In evaluating a motion for dismissal under Rule 12(b)(6), the district court must "consider the pleadings and affidavits in a light most favorable to the [non-moving party]." Jones v. City of Carlisle, Ky., 3 F.3d 945, 947 (6th Cir.1993) (quoting Welsh v. Gibbs, 631 F.2d 436, 439 (6th Cir.1980)). However, though construing the complaint in favor of the non-moving party, a trial court will not accept conclusions of law or unwarranted inferences cast in the form of factual allegations. See City of Heath, Ohio v. Ashland Oil, Inc., 834 F. Supp. 971, 975 (S.D.Ohio 1993).
This Court will not dismiss a complaint for failure to state a claim "unless it appears beyond doubt that the plaintiff can *813 prove no set of facts in support of his claim which would entitle him to relief." Conley v. Gibson, 355 U.S. 41, 78 S. Ct. 99, 2 L. Ed. 2d 80 (1957). In deciding a Rule 12(b)(6) motion, this Court must determine not whether the complaining party will prevail in the matter but whether it is entitled to offer evidence to support the claims made in its complaint. Scheuer v. Rhodes, 416 U.S. 232, 236, 94 S. Ct. 1683, 40 L. Ed. 2d 90 (1974).

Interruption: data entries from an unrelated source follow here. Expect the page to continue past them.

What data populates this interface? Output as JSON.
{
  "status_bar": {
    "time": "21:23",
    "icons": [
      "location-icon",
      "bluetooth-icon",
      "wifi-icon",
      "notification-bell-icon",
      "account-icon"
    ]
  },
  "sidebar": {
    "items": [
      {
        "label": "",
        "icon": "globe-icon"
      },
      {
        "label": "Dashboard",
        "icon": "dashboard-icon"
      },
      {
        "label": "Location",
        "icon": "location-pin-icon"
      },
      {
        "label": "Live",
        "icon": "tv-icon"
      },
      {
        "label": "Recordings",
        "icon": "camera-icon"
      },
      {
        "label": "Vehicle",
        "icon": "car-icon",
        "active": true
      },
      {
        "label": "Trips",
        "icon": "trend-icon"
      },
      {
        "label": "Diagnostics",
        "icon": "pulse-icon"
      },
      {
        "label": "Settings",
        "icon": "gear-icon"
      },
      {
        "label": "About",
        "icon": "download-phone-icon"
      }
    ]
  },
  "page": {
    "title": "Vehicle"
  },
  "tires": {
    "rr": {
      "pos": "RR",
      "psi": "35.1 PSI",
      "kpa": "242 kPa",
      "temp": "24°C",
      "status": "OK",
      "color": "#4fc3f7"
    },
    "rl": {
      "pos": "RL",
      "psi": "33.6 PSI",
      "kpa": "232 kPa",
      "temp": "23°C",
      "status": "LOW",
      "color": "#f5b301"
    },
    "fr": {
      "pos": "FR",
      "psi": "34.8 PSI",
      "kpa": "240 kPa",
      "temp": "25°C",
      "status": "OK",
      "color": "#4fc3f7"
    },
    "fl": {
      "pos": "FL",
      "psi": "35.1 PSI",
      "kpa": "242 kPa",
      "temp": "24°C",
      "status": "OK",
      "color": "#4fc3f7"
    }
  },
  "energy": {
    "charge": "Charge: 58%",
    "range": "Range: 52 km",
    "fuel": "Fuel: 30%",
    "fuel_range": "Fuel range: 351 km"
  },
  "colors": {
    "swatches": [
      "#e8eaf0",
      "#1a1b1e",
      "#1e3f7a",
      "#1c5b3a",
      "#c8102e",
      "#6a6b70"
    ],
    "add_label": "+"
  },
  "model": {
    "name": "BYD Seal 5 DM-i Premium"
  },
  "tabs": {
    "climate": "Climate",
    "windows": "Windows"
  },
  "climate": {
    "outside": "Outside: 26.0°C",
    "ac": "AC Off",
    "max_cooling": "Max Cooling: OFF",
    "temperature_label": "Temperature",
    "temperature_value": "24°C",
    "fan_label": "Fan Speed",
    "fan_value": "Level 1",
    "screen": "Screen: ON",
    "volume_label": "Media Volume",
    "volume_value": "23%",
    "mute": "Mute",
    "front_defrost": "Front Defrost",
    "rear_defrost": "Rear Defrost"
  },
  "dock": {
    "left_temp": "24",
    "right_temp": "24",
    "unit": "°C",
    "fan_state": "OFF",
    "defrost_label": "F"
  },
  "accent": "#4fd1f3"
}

If materials outside the pleadings have been attached to a motion to dismiss brought pursuant to Fed.R.Civ.P. 12(b)(6) this court has two options. First, the court may exclude the additional material and decide the matter based upon the complaint alone. Second, the court can treat the motion as one for summary judgment and dispose of it as provided in FED. R.CIV.P. 56. Carr v. Armstrong Air Conditioning, Inc., 817 F. Supp. 54, 55 (N.D.Ohio 1993); FED.R.CIV.P. 12(b)(6). In this case, the Court will treat the motion as a true motion to dismiss limited to the allegations and facts set forth in the counterclaim.
CoreComm competes with SBC to provide local telephone services (including exchange access, Internet access, facsimile transmissions, data transmissions, caller I.D. services, call waiting, call forwarding, voicemail and other services) to residential and business customers in greater Cleveland and greater Columbus. SBC allegedly serves about 95 percent of residential consumers and 90 percent of the business customers, in these areas.
SBC controls the "last mile" of telephone infrastructure connecting individual customers to the rest of the telephone network, as well as other forms of infrastructure necessary for the provision of local telephone service in greater Cleveland and greater Columbus. Duplication of this infrastructure is alleged to be prohibitively expensive for companies wishing to break into the local phone service business, though CoreComm does admit that over time SBC competitors could acquire their own facilities and could profitably develop alternatives to significant segments of this local infrastructure. Access to this infrastructure is allegedly essential to any company wishing to compete in the provision of local exchange service and exchange access services.
In November of 1997, SBC Ameritech Ohio ("SBC")[2] and OCOM Corporation ("OCOM") entered into a contract whereby SBC was to provide a variety of services to OCOM. OCOM assigned its interests under the Contract to CoreComm in June of 1998. The contract obligates SBC to (1) provide CoreComm with access to SBC's network elements, including provisioning, pricing, billing, maintenance and performance standards for such access; (2) provide CoreComm with services for resale; (3) provide CoreComm with collocation, including pricing, billing and performance standards for collocation; and (4) provide CoreComm with promotional discounts for certain services. The contract further defines performance measurements and standards and sets time frames within which certain services are to be performed.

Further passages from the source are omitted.